I was able to maintain sobriety by merely talking to other men and going to meetings. But at 17 months, I relapsed on marijuana, and within a week I was back to using crystal meth. I believe I relapsed because I did not want to start Step Two. My experience as a teenager made me wonder how a higher power would fit into my recovery.
It took me a year to come back to CMA. As they say, your addiction will pick up where it left off. During that year things got much worse. I lost the only true friends I had—the men in the rooms. They had to protect themselves from my haphazard lifestyle. I engaged in dangerous behaviors, and frequently found myself in sketchy parts of Washington D.C. at all hours of the night.
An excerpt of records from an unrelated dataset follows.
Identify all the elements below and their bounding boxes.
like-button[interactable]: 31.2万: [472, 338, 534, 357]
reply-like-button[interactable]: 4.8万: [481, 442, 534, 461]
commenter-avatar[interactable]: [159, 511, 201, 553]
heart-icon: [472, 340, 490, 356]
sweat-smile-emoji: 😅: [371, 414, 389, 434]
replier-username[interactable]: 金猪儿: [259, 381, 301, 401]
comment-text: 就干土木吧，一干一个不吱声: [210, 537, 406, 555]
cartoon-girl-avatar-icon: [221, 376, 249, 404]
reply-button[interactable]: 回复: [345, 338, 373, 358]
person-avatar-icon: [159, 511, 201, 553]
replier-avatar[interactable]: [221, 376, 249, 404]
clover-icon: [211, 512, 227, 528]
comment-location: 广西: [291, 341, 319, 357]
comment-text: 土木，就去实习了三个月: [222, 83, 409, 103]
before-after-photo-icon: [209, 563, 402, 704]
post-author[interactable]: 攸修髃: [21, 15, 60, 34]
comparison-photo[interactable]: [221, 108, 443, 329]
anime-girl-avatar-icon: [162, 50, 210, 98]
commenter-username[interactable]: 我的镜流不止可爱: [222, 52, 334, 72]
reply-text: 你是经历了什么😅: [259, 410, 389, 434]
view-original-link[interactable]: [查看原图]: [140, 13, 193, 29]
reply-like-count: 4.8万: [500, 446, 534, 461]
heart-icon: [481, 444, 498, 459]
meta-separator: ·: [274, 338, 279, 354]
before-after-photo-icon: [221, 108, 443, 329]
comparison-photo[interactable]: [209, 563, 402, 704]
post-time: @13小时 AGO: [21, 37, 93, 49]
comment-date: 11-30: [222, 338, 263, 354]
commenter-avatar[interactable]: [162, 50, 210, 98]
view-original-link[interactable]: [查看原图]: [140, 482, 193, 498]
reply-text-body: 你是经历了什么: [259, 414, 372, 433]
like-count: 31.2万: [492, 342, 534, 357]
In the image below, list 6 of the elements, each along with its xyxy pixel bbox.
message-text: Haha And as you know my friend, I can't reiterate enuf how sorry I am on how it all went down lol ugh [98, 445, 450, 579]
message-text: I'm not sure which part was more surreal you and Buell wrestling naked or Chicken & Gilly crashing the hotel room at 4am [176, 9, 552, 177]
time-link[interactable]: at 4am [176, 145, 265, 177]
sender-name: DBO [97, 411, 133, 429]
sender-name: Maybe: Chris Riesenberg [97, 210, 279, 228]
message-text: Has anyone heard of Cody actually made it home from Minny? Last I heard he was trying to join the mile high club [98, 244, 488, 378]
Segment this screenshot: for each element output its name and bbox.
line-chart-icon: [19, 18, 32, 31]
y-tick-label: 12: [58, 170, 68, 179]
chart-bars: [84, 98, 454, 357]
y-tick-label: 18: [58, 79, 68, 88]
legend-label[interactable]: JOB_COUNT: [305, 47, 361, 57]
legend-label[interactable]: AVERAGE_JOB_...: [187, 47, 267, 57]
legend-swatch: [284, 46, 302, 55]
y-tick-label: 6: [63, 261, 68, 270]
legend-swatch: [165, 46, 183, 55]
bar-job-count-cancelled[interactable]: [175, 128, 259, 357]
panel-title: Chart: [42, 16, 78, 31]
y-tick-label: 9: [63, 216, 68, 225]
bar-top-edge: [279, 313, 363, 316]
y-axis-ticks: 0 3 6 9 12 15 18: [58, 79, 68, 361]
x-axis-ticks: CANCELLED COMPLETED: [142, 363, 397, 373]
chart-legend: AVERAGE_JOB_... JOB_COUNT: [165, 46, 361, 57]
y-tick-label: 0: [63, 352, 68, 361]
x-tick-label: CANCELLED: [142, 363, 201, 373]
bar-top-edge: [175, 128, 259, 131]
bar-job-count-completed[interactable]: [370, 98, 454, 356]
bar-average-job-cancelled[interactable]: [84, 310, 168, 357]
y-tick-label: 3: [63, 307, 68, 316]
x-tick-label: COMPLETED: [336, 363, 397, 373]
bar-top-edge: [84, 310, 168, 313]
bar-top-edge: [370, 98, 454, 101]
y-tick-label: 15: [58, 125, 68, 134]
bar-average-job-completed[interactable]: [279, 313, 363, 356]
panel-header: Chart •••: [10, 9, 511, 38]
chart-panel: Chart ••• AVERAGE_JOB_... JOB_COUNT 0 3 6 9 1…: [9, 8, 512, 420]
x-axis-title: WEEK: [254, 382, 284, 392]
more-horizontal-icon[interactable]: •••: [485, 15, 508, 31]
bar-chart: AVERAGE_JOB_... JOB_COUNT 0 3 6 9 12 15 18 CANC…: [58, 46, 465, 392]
When I was high, I did not care about using protection during sex, nor did I stop the sex marathon to take PrEP responsibly.
My boss at work started making comments about my frequent absences, and later the police raided my house because of a tip from a neighbor. They didn’t find anything, despite there being plenty to find, but I knew my game was over. It was time for me to get serious about recovery.
This time I started recovery with a new sponsor and a plan to work the Steps. Despite my new plan, I kept relapsing. I knew that given the chance to use sex apps, I would find drugs. So I got an old-school flip phone that did not have internet. I left my laptop, iPad, and iPhone at work so that I would not be tempted to download apps on the weekends. I did that for three months.
During those three months, I sat down to work Steps One, Two, and Three as an agnostic with an open mind. I listened to others’ experiences of higher powers for suggestions. I found in Step Two that I had to find a higher power of my own understanding, not of my parents. Through this process I found love, compassion, and peace. I learned to pray every night and every morning, even if I felt silly. It was a process that did not happen overnight. But gradually I came to believe.
In Step Four I found that I lacked self-compassion. I never allowed myself to feel the pain of being rejected by my church and my family at a young age. Instead, I shoved my feelings down and covered them up with drugs and sex. I was using sex for acceptance from other men.
In Steps Five, Six, and Seven, I learned from others how to be kind to myself, that I am human, and I make mistakes. But I also learned that the people who raised me are human too, and they made mistakes. Through the Steps and my recovery network, I learned how to let go of resentments.
When I got to Steps Eight and Nine, I had some serious work to do. Until I had some time under my belt and saw others leave the program, I honestly did not think my addiction affected anyone but me. I was so wrong. Humbly, I went to make amends in Step Nine. The responses were better than I ever could have imagined.
The most difficult thing about being in the rooms is seeing people come and go. In the three years I have been in CMA, I have seen six people overdose and die. In the last three months my best friend in the program got kicked out of rehab and is now living with a pimp, trading sex for drugs. I have been taught to be mad at the disease, not the addict, but it is very difficult. It hurts!
Today I have good days and bad days, but that is much better than how things were when I was using. I consider myself a happy person. I even have a hobby, something I never had during active addiction. Good relationships are a part of my life. I enjoy going to CMA meetings and helping other addicts.